Sejamos a Mudança! - por Marcelo Oliveira

Sejamos a Mudança! - por Marcelo Oliveira

“Para que o mal triunfe basta que os bons fiquem de braços cruzados.” - Edmund Burke

Nosso país vive dias tensos e cheios de incertezas onde o centro do poder do país - não deveria ser centro da democracia?? – é um vulcão prestes a explodir em lavas, pois a nuvens negras e cheias de cargas tóxicas colocaram nossa capital federal e todo país nas trevas. Hoje se tornou claro o que todo o brasileiro já sabia – se sabia por que nunca se fez nada?? – nossos políticos são corruptos, sejam eles de esquerda, de direita, decentro ou aqueles que são de todos os lados. Ao invés de representarem seus eleitores tornaram-se representantes de seus próprios interesses. São intermináveis revelações de corrupção onde público e o privado se confunde, políticos e partidos parecem apenas jogadores e clubes de futebol – se joga onde paga mais, a final são profissionais, né?? 

A história nos mostra que o tabuleiro do jogo dos interesses chegou aqui há muito tempo, nossa própria independência é heroica só nos livros de história, já que Don João “aconselhou” muito bem seu filho a não perder esse o trono. Claro tem a parte do grito de independência ou morte – e mais 15 milhões de dólares para Portugal e foi riscada a parte da morte (!). Mas nossos problemas começaram mesmo quando da proclamação da república onde o poder passou para as mãos do povo – elite – e assim foi até finalmente um representante popular chegar à presidência, Getúlio Vargas, que cruzou duas décadas entre altos e baixos. Entre a democracia-ditadura-democracia e a pressão de um país onde os párias esperam o melhor momento para atacar, Getúlio findou com um tiro contra o próprio peito... Nossa democracia então não sabia para onde ir: do revolucionário Juscelino Kubitschek e a criação de Brasília – a se ele soubesse o cabaré que ia virar (...) - até Jânio Quadros e sua vassoura. 
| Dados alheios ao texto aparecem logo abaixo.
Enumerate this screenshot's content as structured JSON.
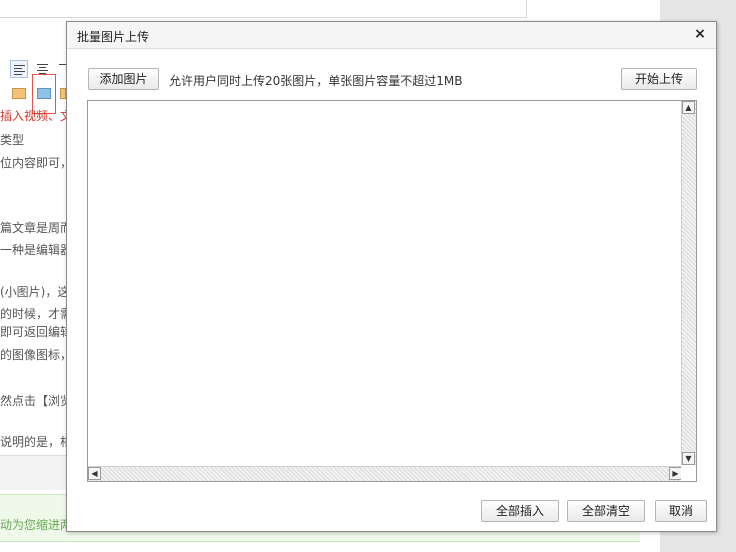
{
  "background": {
    "lines": [
      {
        "text": "插入视频、文件下载",
        "red": false
      },
      {
        "text": "类型",
        "red": false
      },
      {
        "text": "位内容即可，",
        "red": false
      },
      {
        "text": "篇文章是周而",
        "red": false
      },
      {
        "text": "一种是编辑器",
        "red": false
      },
      {
        "text": "(小图片)，这",
        "red": false
      },
      {
        "text": "的时候，才需",
        "red": false
      },
      {
        "text": "即可返回编辑",
        "red": false
      },
      {
        "text": "的图像图标，",
        "red": false
      },
      {
        "text": "然点击【浏览",
        "red": false
      },
      {
        "text": "说明的是，相",
        "red": false
      }
    ],
    "footer_text": "动为您缩进两"
  },
  "dialog": {
    "title": "批量图片上传",
    "close_symbol": "×",
    "add_button": "添加图片",
    "hint": "允许用户同时上传20张图片，单张图片容量不超过1MB",
    "start_button": "开始上传",
    "insert_all_button": "全部插入",
    "clear_all_button": "全部清空",
    "cancel_button": "取消"
  },
  "colors": {
    "dialog_border": "#8a8a8a",
    "title_bg": "#f5f5f5",
    "highlight_red": "#e0554e",
    "footer_green": "#eef9ea"
  }
}
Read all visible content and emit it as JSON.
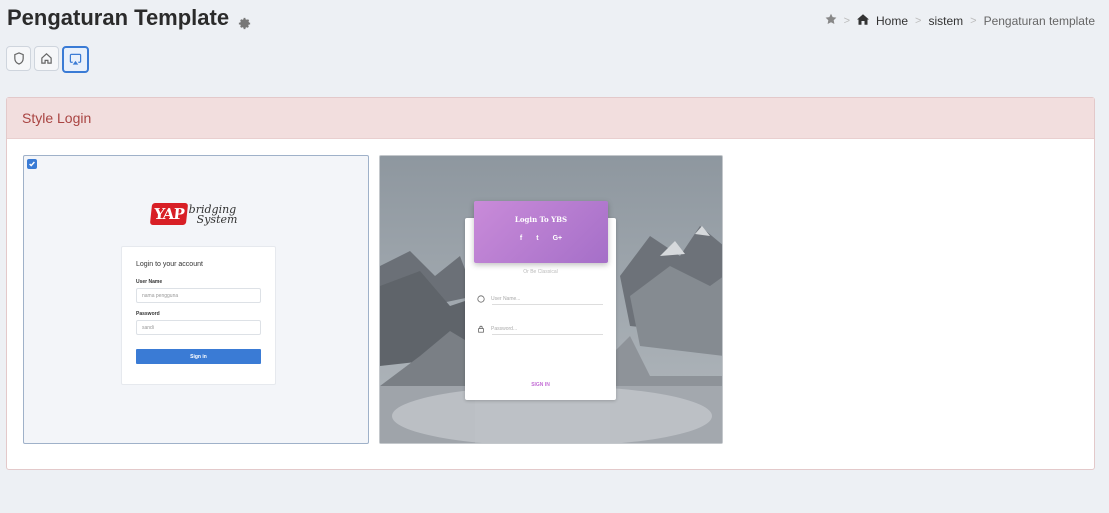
{
  "header": {
    "title": "Pengaturan Template"
  },
  "breadcrumb": {
    "home": "Home",
    "sistem": "sistem",
    "current": "Pengaturan template",
    "separator": ">"
  },
  "toolbar": {
    "buttons": [
      "shield-icon",
      "home-icon",
      "airplay-icon"
    ],
    "active": "airplay-icon"
  },
  "panel": {
    "title": "Style Login"
  },
  "templates": [
    {
      "selected": true,
      "logo_box": "YAP",
      "logo_line1": "bridging",
      "logo_line2": "System",
      "card_title": "Login to your account",
      "username_label": "User Name",
      "username_placeholder": "nama pengguna",
      "password_label": "Password",
      "password_placeholder": "sandi",
      "button": "Sign in"
    },
    {
      "selected": false,
      "header_title": "Login To YBS",
      "social": [
        "f",
        "t",
        "G+"
      ],
      "or_text": "Or Be Classical",
      "username_placeholder": "User Name...",
      "password_placeholder": "Password...",
      "button": "SIGN IN"
    }
  ],
  "colors": {
    "accent": "#3a7bd5",
    "panel_header_bg": "#f2dede",
    "panel_header_text": "#a94442",
    "card_gradient_start": "#c98bd9",
    "card_gradient_end": "#a56fc8"
  }
}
Mas sempre que tentamos engrenar nossa democracia de forma “madura” vem uma reviravolta e assim chegam os anos de chumbo – que acredite com todas as mortes, censura e centralização do poder tem muita gente sentindo falta – por mais duas décadas ficamos na obscuridade e até que voltamos a ter o direito de decidir nosso destino novamente. Parece que quando temos a liberdade de decidir nosso futuro voltamos a cair no velho, no velho político caricato, na velha política do interesse, onde os que não gostam de política são governados por aqueles que gostam – e, adivinha quem são?? Às vezes penso que aí está o segredo daqueles que pedem a intervenção militar, é muito mais fácil ser governado por alguém que manda e desmanda sem que se precise ter responsabilidade por suas atitudes. Porque em uma democracia somos responsáveis por nossos representantes. Política não é militância é cidadania responsável.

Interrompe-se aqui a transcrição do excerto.